Time Period3 Months [change]
DirectionMoves Together 
StrengthVery Weak
Accuracy100.0%
ValuesDaily Returns

Georgia Tax Free Bond  vs.  Pgim Jennison Technology

 Performance 
       Timeline  
Georgia Tax Free 

Risk-Adjusted Performance

0 of 100

 
Weak
 
Strong
Very Weak
Over the last 90 days Georgia Tax Free Bond has generated negative risk-adjusted returns adding no value to fund investors. In spite of fairly strong basic indicators, Georgia Tax-free is not utilizing all of its potentials. The current stock price disturbance, may contribute to short-term losses for the investors.
Pgim Jennison Technology 

Risk-Adjusted Performance

2 of 100

 
Weak
 
Strong
Weak
Compared to the overall equity markets, risk-adjusted returns on investments in Pgim Jennison Technology are ranked lower than 2 (%) of all funds and portfolios of funds over the last 90 days.

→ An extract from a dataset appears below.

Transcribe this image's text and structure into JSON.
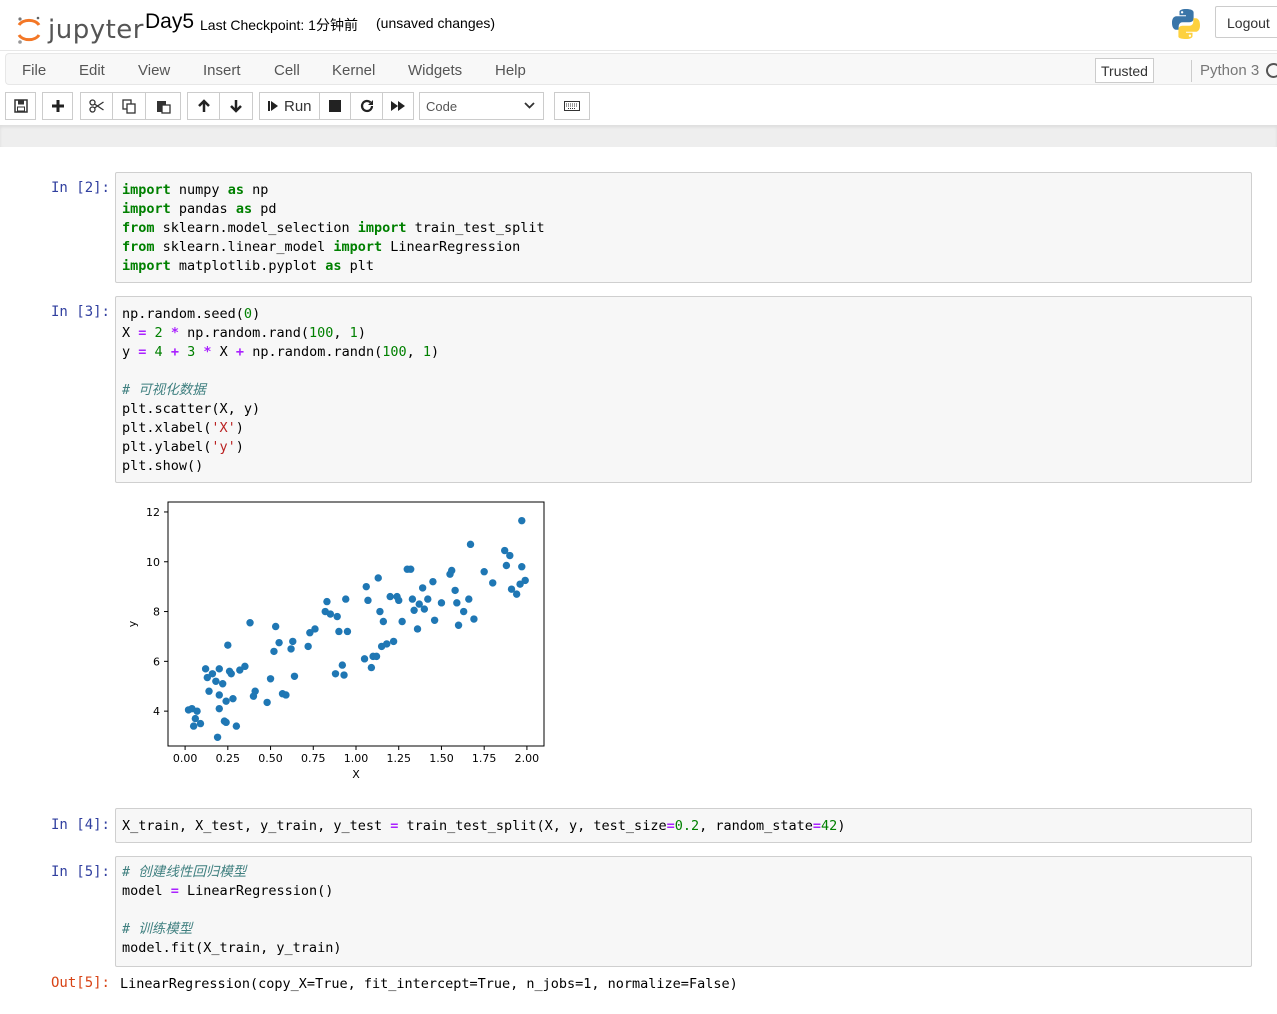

In spite of fairly strong fundamental indicators, Pgim Jennison is not utilizing all of its potentials. The current stock price disturbance, may contribute to short-term losses for the investors.

Georgia Tax-free and Pgim Jennison Volatility Contrast

   Predicted Return Density   
       Returns  

Pair Trading with Georgia Tax-free and Pgim Jennison

The main advantage of trading using opposite Georgia Tax-free and Pgim Jennison positions is that it hedges away some unsystematic risk. Because of two separate transactions, even if Georgia Tax-free position performs unexpectedly, Pgim Jennison can make up some of the losses. Pair trading also minimizes risk from directional movements in the market. For example, if an entire industry or sector drops because of unexpected headlines, the short position in Pgim Jennison will offset losses from the drop in Pgim Jennison's long position.
The idea behind Georgia Tax Free Bond and Pgim Jennison Technology pairs trading is to make the combined position market-neutral, meaning the overall market's direction will not affect its win or loss (or potential downside or upside). This can be achieved by designing a pairs trade with two highly correlated stocks or equities that operate in a similar space or sector, making it possible to obtain profits through simple and relatively low-risk investment.
Check out your portfolio center.
Note that this page's information should be used as a complementary analysis to find the right mix of equity instruments to add to your existing portfolios or create a brand new portfolio. You can also try the Portfolio Dashboard module to portfolio dashboard that provides centralized access to all your investments.

Other Complementary Tools

Share Portfolio
Track or share privately all of your investments from the convenience of any device
Equity Analysis
Research over 250,000 global equities including funds, stocks and ETFs to find investment opportunities
Transaction History
View history of all your transactions and understand their impact on performance
Portfolio Suggestion
Get suggestions outside of your existing asset allocation including your own model portfolios
Stock Screener
Find equities using a custom stock filter or screen asymmetry in trading patterns, price, volume, or investment outlook.